Soumis à AlterPresse le 4 juin 2019

Le 30 mai 2019, Jean Baden Dubois, gouverneur de la Banque de la république d’Haïti (Brh), annonçait d’importantes décisions de politique monétaire. L’intention était de tenter de freiner la chute de la gourde haïtienne. Celle-ci se poursuit à un rythme inquiétant et il faut une intervention énergique pour endiguer cette descente aux enfers. Le voyage au bout de la nuit de la spirale infernale des taux de change qui se déprécient ne peut que déboucher sur des aventures renouant avec l’absence de culture de stabilité monétaire du 19e siècle. Il importe d’aller au fond des choses sinon les autorités monétaires vont au mieux vers un relatif apaisement pour se retrouver à nouveau impuissantes devant la réalité.

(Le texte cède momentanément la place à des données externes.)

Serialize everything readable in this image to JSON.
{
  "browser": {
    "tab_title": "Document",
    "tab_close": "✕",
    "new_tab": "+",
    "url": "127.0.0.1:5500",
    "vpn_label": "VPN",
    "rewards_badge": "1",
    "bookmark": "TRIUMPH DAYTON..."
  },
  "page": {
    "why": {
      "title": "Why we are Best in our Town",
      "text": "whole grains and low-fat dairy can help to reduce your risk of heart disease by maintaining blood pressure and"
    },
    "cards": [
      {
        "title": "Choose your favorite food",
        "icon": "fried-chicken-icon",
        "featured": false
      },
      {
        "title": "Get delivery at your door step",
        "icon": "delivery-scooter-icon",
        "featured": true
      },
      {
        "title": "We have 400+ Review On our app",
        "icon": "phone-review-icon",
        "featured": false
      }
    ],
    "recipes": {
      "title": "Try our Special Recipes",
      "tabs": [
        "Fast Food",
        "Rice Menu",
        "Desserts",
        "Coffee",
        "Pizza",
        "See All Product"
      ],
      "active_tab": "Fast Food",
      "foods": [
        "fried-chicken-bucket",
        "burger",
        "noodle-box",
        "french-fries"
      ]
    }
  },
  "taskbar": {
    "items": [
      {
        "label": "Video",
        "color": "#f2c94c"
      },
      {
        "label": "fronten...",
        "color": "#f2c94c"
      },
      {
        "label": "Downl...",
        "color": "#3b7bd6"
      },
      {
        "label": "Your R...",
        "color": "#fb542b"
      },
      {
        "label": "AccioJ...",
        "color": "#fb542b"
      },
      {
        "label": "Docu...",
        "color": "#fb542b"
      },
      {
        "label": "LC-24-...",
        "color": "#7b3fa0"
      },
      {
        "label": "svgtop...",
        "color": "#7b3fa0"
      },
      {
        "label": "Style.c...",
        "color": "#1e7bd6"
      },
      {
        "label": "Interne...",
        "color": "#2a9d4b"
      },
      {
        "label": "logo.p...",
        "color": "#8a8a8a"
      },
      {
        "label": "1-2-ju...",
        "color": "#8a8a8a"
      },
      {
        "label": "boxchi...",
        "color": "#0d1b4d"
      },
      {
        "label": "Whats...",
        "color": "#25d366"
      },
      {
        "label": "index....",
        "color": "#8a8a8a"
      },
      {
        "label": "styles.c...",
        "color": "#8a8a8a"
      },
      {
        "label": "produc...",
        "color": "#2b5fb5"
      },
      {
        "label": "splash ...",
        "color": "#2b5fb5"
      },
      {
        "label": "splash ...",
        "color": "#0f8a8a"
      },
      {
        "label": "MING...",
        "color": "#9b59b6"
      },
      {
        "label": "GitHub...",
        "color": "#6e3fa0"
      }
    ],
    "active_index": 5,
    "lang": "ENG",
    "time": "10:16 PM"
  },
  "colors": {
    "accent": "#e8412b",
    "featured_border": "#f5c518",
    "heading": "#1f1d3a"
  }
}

Des combinaisons financières variées

Nous le disions dans notre dernier article sur la politique monétaire du Parti haïtien tèt kale (Phtk), parue en mars 2018 : « En septembre 2011, il fallait 40 gourdes pour un dollar et aujourd’hui il faut 66 gourdes pour un dollar. En sept ans, la gourde a perdu 26 points, alors qu’elle n’avait perdu que 2 points dans les sept années antérieures à 2011, car il fallait 38 gourdes pour un dollar en 2004 [1]. »

Depuis la création par Leslie Delatour, gouverneur de la Brh, des bons Brh en 1996, comme instrument régulateur, la politique monétaire a pu jouer sur des combinaisons financières variées. Ces dernières incluent des injections sur le marché des changes (comme le propose le gouverneur Dubois avec 150 millions de dollars), des changements du taux de réserves obligatoires (comme l’annonce le gouverneur Dubois avec l’exonération de l’obligation de réserve au niveau des dépôts à terme en gourdes). Il faut redouter que cette infusion de 150 millions de dollars ne serve dans un premier temps qu’à financer le paiement de la prochaine facture pétrolière attendue pour les prochaines semaines. Ce qui ne revient qu’a renvoyer à demain le problème d’aujourd’hui.

Dans le passé, de telles mesures n’ont pas produit les résultats escomptés. Par exemple, en 2014 à un moment où le dollar s’échangeait à 45 gourdes, les autorités monétaires ont consacré leurs interventions sur les bons Brh pour éviter que le taux de change n’atteigne la barre des 50 gourdes. L’encours des bons Brh est alors passé de 4,9 milliards de gourdes à 9,2 milliards de gourdes, soit de 87%. Il s’agit d’un relatif apaisement, car la déprécation sur la gourde reprend quelques mois plus tard, laissant les autorités monétaires impuissantes.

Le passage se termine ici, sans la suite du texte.